Landrätin Amend-Glantschnig an Gesprächen interessiert
"Insofern sind wir natürlich weiterhin an Gesprächen interessiert" , antwortet Landrätin Amend-Glantschnig am 24. August 2001 auf den
offenen Brief von Jürgen Widera (
KDA-Pfarrer). Der hatte auf Pressemeldungen reagiert, nach denen Amend-Glantschnig angekündigt hatte, nicht mehr an Gesprächsrunden zu den Rahmenbetriebsplänen teilzunehmen.
"Selbstverständlich ist sich der Kreis Wesel darüber im klaren, welch hohe Bedeutung der Bergbau nach wie vor als Wirtschafts- und Beschäftigungsfaktor für diesen Wirtschaftsraum hat und welche schwierigen Anpassungsprozesse in diesem Sektor künfig noch zu bewältigen sind", korrigierte sie diese Darstellung. Die Gespräche müssten sich allerdings an Zielen- und Ergebnissen orientieren. Rahmenbetriebspläne sollten die Interessen der Bürger stärker berücksichtigen. Inhaltlich verweist die Landrätin auf ihre Vorschläge, die Laufzeiten von 20 auf 10 Jahre zu verkürzen und die verschiedenen Rahmenbetriebspläne aufeinander abzustimmen.

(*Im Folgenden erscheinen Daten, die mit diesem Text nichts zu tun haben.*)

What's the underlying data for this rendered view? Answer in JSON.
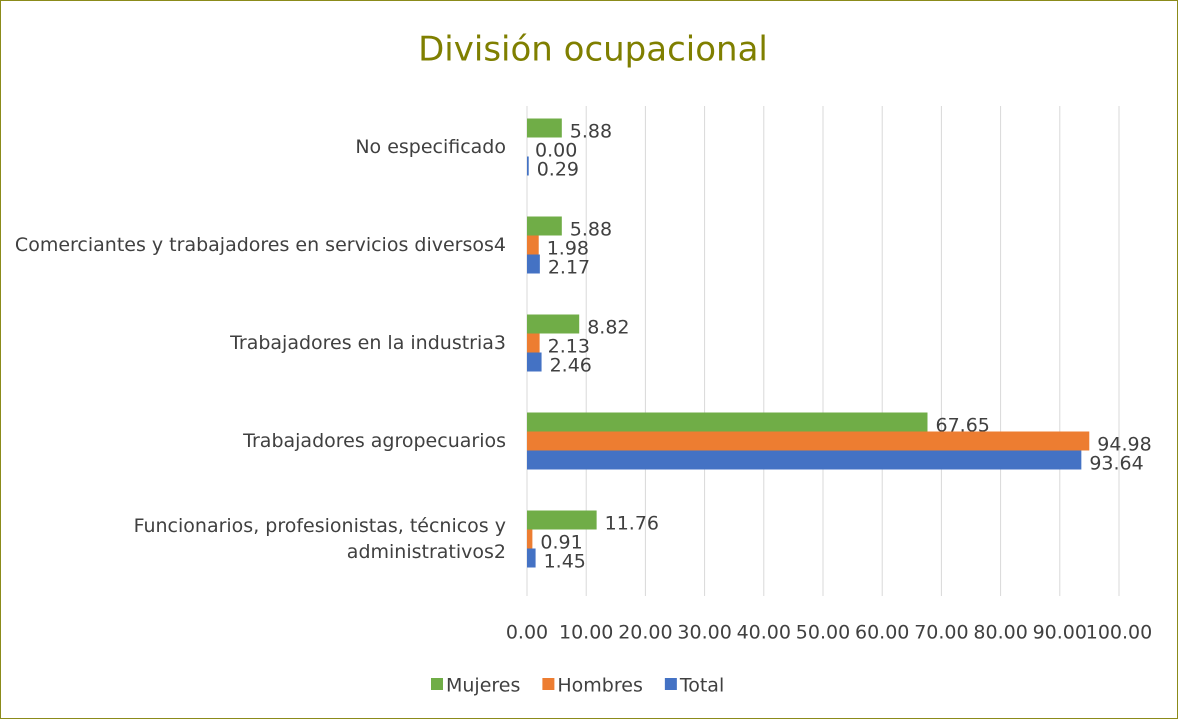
{
  "chart_data": {
    "type": "barh",
    "title": "División ocupacional",
    "categories": [
      "No especificado",
      "Comerciantes y trabajadores en servicios diversos4",
      "Trabajadores en la industria3",
      "Trabajadores agropecuarios",
      "Funcionarios, profesionistas, técnicos y administrativos2"
    ],
    "series": [
      {
        "name": "Mujeres",
        "color": "#70ad47",
        "values": [
          5.88,
          5.88,
          8.82,
          67.65,
          11.76
        ]
      },
      {
        "name": "Hombres",
        "color": "#ed7d31",
        "values": [
          0,
          1.98,
          2.13,
          94.98,
          0.91
        ],
        "value_labels": [
          "0.00",
          "1.98",
          "2.13",
          "94.98",
          "0.91"
        ]
      },
      {
        "name": "Total",
        "color": "#4472c4",
        "values": [
          0.29,
          2.17,
          2.46,
          93.64,
          1.45
        ]
      }
    ],
    "xlim": [
      0,
      100
    ],
    "xticks": [
      {
        "value": 0,
        "label": "0.00"
      },
      {
        "value": 10,
        "label": "10.00"
      },
      {
        "value": 20,
        "label": "20.00"
      },
      {
        "value": 30,
        "label": "30.00"
      },
      {
        "value": 40,
        "label": "40.00"
      },
      {
        "value": 50,
        "label": "50.00"
      },
      {
        "value": 60,
        "label": "60.00"
      },
      {
        "value": 70,
        "label": "70.00"
      },
      {
        "value": 80,
        "label": "80.00"
      },
      {
        "value": 90,
        "label": "90.00"
      },
      {
        "value": 100,
        "label": "100.00"
      }
    ],
    "grid": true,
    "legend": "bottom"
  }
}
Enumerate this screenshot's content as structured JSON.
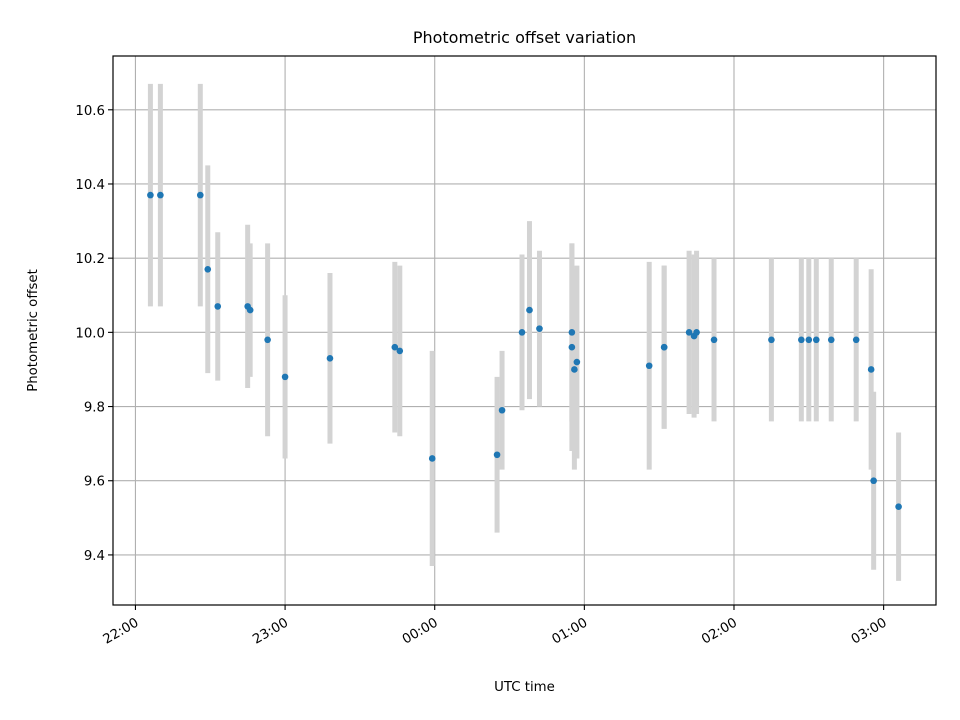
{
  "chart_data": {
    "type": "scatter",
    "title": "Photometric offset variation",
    "xlabel": "UTC time",
    "ylabel": "Photometric offset",
    "xlim": [
      "21:51",
      "03:21"
    ],
    "ylim": [
      9.265,
      10.745
    ],
    "x_ticks": [
      "22:00",
      "23:00",
      "00:00",
      "01:00",
      "02:00",
      "03:00"
    ],
    "y_ticks": [
      9.4,
      9.6,
      9.8,
      10.0,
      10.2,
      10.4,
      10.6
    ],
    "y_tick_labels": [
      "9.4",
      "9.6",
      "9.8",
      "10.0",
      "10.2",
      "10.4",
      "10.6"
    ],
    "grid": true,
    "marker_color": "#1f77b4",
    "errorbar_color": "#d3d3d3",
    "points": [
      {
        "time": "22:06",
        "y": 10.37,
        "err": 0.3
      },
      {
        "time": "22:10",
        "y": 10.37,
        "err": 0.3
      },
      {
        "time": "22:26",
        "y": 10.37,
        "err": 0.3
      },
      {
        "time": "22:29",
        "y": 10.17,
        "err": 0.28
      },
      {
        "time": "22:33",
        "y": 10.07,
        "err": 0.2
      },
      {
        "time": "22:45",
        "y": 10.07,
        "err": 0.22
      },
      {
        "time": "22:46",
        "y": 10.06,
        "err": 0.18
      },
      {
        "time": "22:53",
        "y": 9.98,
        "err": 0.26
      },
      {
        "time": "23:00",
        "y": 9.88,
        "err": 0.22
      },
      {
        "time": "23:18",
        "y": 9.93,
        "err": 0.23
      },
      {
        "time": "23:44",
        "y": 9.96,
        "err": 0.23
      },
      {
        "time": "23:46",
        "y": 9.95,
        "err": 0.23
      },
      {
        "time": "23:59",
        "y": 9.66,
        "err": 0.29
      },
      {
        "time": "00:25",
        "y": 9.67,
        "err": 0.21
      },
      {
        "time": "00:27",
        "y": 9.79,
        "err": 0.16
      },
      {
        "time": "00:35",
        "y": 10.0,
        "err": 0.21
      },
      {
        "time": "00:38",
        "y": 10.06,
        "err": 0.24
      },
      {
        "time": "00:42",
        "y": 10.01,
        "err": 0.21
      },
      {
        "time": "00:55",
        "y": 10.0,
        "err": 0.24
      },
      {
        "time": "00:55",
        "y": 9.96,
        "err": 0.28
      },
      {
        "time": "00:56",
        "y": 9.9,
        "err": 0.27
      },
      {
        "time": "00:57",
        "y": 9.92,
        "err": 0.26
      },
      {
        "time": "01:26",
        "y": 9.91,
        "err": 0.28
      },
      {
        "time": "01:32",
        "y": 9.96,
        "err": 0.22
      },
      {
        "time": "01:32",
        "y": 9.96,
        "err": 0.22
      },
      {
        "time": "01:42",
        "y": 10.0,
        "err": 0.22
      },
      {
        "time": "01:44",
        "y": 9.99,
        "err": 0.22
      },
      {
        "time": "01:45",
        "y": 10.0,
        "err": 0.22
      },
      {
        "time": "01:52",
        "y": 9.98,
        "err": 0.22
      },
      {
        "time": "02:15",
        "y": 9.98,
        "err": 0.22
      },
      {
        "time": "02:27",
        "y": 9.98,
        "err": 0.22
      },
      {
        "time": "02:30",
        "y": 9.98,
        "err": 0.22
      },
      {
        "time": "02:33",
        "y": 9.98,
        "err": 0.22
      },
      {
        "time": "02:39",
        "y": 9.98,
        "err": 0.22
      },
      {
        "time": "02:49",
        "y": 9.98,
        "err": 0.22
      },
      {
        "time": "02:55",
        "y": 9.9,
        "err": 0.27
      },
      {
        "time": "02:56",
        "y": 9.6,
        "err": 0.24
      },
      {
        "time": "03:06",
        "y": 9.53,
        "err": 0.2
      }
    ]
  }
}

Mögliche "weitere Anpassungsmaßnahmen" im regionalen Bergbau sollen "im Rahmen unserer Wirtschaftsförderung nach Kräften", so die Landrätin, unterstützt werden: Mitarbeiter, mit deren Freisetzung ggfs. zu rechnen ist", müssten frühzeitig qualifiziert werden. Die Unterstützung beträfe auch frei werdende Bergbauflächen, die nachgenutzt werden sollten.

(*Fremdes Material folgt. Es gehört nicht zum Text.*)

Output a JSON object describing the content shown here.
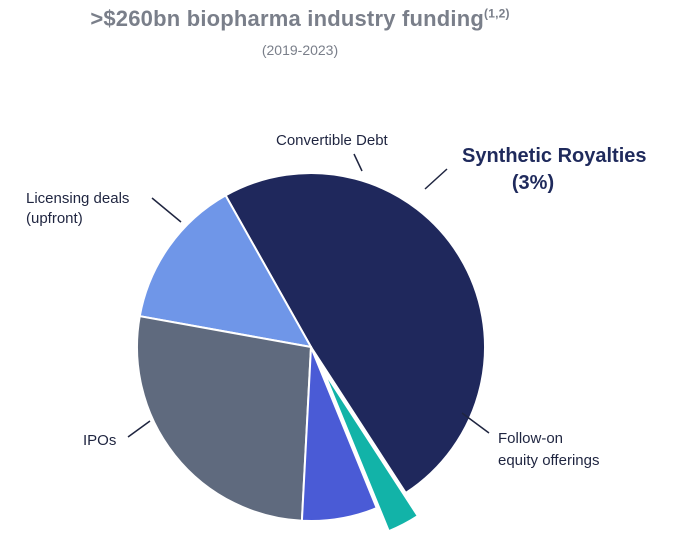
{
  "header": {
    "title": ">$260bn biopharma industry funding",
    "title_sup": "(1,2)",
    "subtitle": "(2019-2023)"
  },
  "chart_data": {
    "type": "pie",
    "title": ">$260bn biopharma industry funding",
    "subtitle": "(2019-2023)",
    "slices": [
      {
        "name": "Follow-on equity offerings",
        "value": 49,
        "color": "#1f285c"
      },
      {
        "name": "IPOs",
        "value": 14,
        "color": "#6f96e8"
      },
      {
        "name": "Licensing deals (upfront)",
        "value": 27,
        "color": "#5f6a7e"
      },
      {
        "name": "Convertible Debt",
        "value": 7,
        "color": "#4a5bd6"
      },
      {
        "name": "Synthetic Royalties",
        "value": 3,
        "color": "#12b3a8",
        "exploded": true
      }
    ],
    "labels": {
      "follow_on_1": "Follow-on",
      "follow_on_2": "equity offerings",
      "ipos": "IPOs",
      "licensing_1": "Licensing deals",
      "licensing_2": "(upfront)",
      "convertible": "Convertible Debt",
      "synthetic_1": "Synthetic Royalties",
      "synthetic_2": "(3%)"
    }
  }
}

Konstruktive Gespräche böten "aus Sicht des Kreises die einzige Möglichkeit, gemeinsam mit dem Bergbau Handlungsalternativen zu finden, die sowohl diesen regional bedeutsamen Wirtschaftszweig und den hier beschäftigen Menschen als auch den Interessen der hiervon betroffenen Bürger und möglicherweise auch anderer Unternehmen, gerecht" würden.